Physical World: Pentacles/Yod
Yod is the material world and the world of pentacles. It coincides with Kingdom in the Tree of Life. Here is everything you can touch, taste, hear, and see. Everything connected to the world of pentacles connects to Yod. This includes books, chairs, food, people you love, your long, silky hair, and your beautiful, sweet, aloof cat. This is the material world of form and function.
All of the pentacles’ minor arcana cards (ace–king) are found inside Yod, the material world.
Emotional World: Cups/Heh
Heh is the creative world and the world of cups. This is the place of dreams, blossoming thoughts, and emotions. It is from this lofty place that ideas pass through swords to gain a design and find ultimate substance in the material world. It is an imaginative landscape of fantasy with no boundaries, no laws, and no limitations. It is open and wild, rich and forthcoming.
All of the cups’ minor arcana cards (ace–king) are found inside Heh, the creative world.
Thinking World: Swords/Vau
Vau is the formative world and the world of swords. This is the mental world of thoughts and ideas. It is the thought process for everything before it actually exists in the material world. It is articulation and calculation. It is the space of the mind. This is the narrative world of story. This is whe
re we formulate the stories we tell about ourselves and others. It is the space of “I think, therefore I am.” Observe your thoughts. Craft your narrative mindfully.
All of the swords’ minor arcana cards (ace–king) are found inside Vau, the formative world.
Energetic World: Wands/Heh
Heh is the archetypal world and the world of wands. This is the place where archetypes are born. It is the top of the tower. It is energy, passion, and essence. Associating the top of this pillar with the suit of wands is a reminder that passion comes from a divine source and is the most powerful tool in life. It is the generating space of all life as we know it and carries the power to manifest dreams and nightmares into reality.
All of the wands’ minor arcana cards (ace–king) are found inside Heh, the archetypal world.
Final Thoughts
Now you’ve gained insight into the Tree of Life. The tree is but one of many spiritual systems explaining the nature of divinity. The tree and the tarot link perfectly to express the somewhat complex nature of the universe and the material/soul existence inside of it. One might say the Tree of Life is a mathematical, linear, masculine sense of understanding the universe. The same conclusions and experiences might be reached by a gardener who sees the unfolding nature of the universe in her neatly arranged flower and vegetable beds. The Buddhist monk high in the Himalayas may reach similar conclusions inside the context of his language and cultural conditioning.
Tarot is a portal allowing readers to look through the material world and gaze at the interior. They may examine the interior of personal landscape, the interior of others, or the interior nature of the world we all live in. Tarot gifts readers with the ability to look past form, structure, and language and gaze directly at what is.

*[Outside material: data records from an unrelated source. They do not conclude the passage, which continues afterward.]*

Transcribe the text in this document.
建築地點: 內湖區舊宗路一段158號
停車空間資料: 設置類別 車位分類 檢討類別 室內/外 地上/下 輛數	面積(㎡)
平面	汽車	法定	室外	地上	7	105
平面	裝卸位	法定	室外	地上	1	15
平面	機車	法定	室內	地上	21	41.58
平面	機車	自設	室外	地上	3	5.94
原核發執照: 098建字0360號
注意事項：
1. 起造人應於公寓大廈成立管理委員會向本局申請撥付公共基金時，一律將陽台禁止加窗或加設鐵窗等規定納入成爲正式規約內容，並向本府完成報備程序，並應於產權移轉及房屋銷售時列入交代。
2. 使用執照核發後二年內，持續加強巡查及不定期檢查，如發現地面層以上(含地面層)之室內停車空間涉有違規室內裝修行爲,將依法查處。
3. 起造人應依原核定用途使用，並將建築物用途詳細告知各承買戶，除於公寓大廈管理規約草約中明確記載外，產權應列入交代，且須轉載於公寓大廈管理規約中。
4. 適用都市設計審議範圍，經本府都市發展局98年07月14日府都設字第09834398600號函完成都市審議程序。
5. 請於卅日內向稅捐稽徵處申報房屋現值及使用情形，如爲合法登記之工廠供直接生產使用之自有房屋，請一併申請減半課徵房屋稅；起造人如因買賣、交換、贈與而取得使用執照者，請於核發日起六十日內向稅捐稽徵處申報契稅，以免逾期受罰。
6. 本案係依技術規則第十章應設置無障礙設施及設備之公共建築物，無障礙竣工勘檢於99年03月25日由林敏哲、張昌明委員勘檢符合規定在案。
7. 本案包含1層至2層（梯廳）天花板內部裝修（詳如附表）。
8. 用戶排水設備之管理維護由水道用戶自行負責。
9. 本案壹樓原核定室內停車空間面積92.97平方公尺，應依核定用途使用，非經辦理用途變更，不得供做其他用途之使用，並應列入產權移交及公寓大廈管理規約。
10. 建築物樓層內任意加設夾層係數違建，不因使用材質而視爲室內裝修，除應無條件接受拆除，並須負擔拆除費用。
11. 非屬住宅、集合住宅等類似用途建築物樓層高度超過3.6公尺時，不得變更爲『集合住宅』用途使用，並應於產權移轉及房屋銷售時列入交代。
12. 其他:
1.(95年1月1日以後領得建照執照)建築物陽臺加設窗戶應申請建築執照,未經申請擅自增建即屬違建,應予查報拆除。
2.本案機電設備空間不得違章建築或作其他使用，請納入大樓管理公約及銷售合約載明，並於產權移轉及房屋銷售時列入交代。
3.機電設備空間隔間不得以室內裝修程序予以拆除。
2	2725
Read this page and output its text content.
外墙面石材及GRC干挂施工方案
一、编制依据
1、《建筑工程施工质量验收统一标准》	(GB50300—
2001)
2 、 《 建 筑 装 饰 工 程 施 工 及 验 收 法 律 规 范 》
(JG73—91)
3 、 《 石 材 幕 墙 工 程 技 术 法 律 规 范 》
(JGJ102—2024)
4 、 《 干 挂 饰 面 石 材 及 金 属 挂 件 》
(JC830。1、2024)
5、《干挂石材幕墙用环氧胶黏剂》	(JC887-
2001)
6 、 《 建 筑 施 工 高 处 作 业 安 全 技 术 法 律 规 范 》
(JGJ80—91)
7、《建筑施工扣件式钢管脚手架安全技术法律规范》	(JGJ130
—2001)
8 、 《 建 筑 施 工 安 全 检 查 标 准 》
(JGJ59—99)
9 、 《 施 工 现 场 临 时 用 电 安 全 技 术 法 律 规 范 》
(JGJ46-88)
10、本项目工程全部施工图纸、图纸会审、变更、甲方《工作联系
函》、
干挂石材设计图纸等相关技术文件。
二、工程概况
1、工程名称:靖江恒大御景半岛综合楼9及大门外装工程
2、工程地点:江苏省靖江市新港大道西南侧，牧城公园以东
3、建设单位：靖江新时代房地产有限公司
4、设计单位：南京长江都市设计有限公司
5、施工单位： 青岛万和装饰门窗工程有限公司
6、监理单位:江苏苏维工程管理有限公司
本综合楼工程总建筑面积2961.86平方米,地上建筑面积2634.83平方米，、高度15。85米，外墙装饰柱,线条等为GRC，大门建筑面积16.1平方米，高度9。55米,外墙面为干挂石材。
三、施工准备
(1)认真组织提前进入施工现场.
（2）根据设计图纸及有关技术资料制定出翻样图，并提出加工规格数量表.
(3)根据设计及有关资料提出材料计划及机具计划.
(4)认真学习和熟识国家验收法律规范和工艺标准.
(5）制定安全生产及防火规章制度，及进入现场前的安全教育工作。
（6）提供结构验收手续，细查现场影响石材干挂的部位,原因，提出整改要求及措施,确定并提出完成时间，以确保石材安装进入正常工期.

Once forms and archetypes are identified inside tarot, readers discover and recognize these forms everywhere they look. Readers discover the vast interconnectivity of all humanity and realize that spiritual systems in every culture—from Hindus to Muslims to Christians—ask the same questions in different languages and cultural contexts. The stories differ, but the desire is consistent. Why are we here? What is the point of life? Where are we going? What does it all mean? How can we become who we truly are?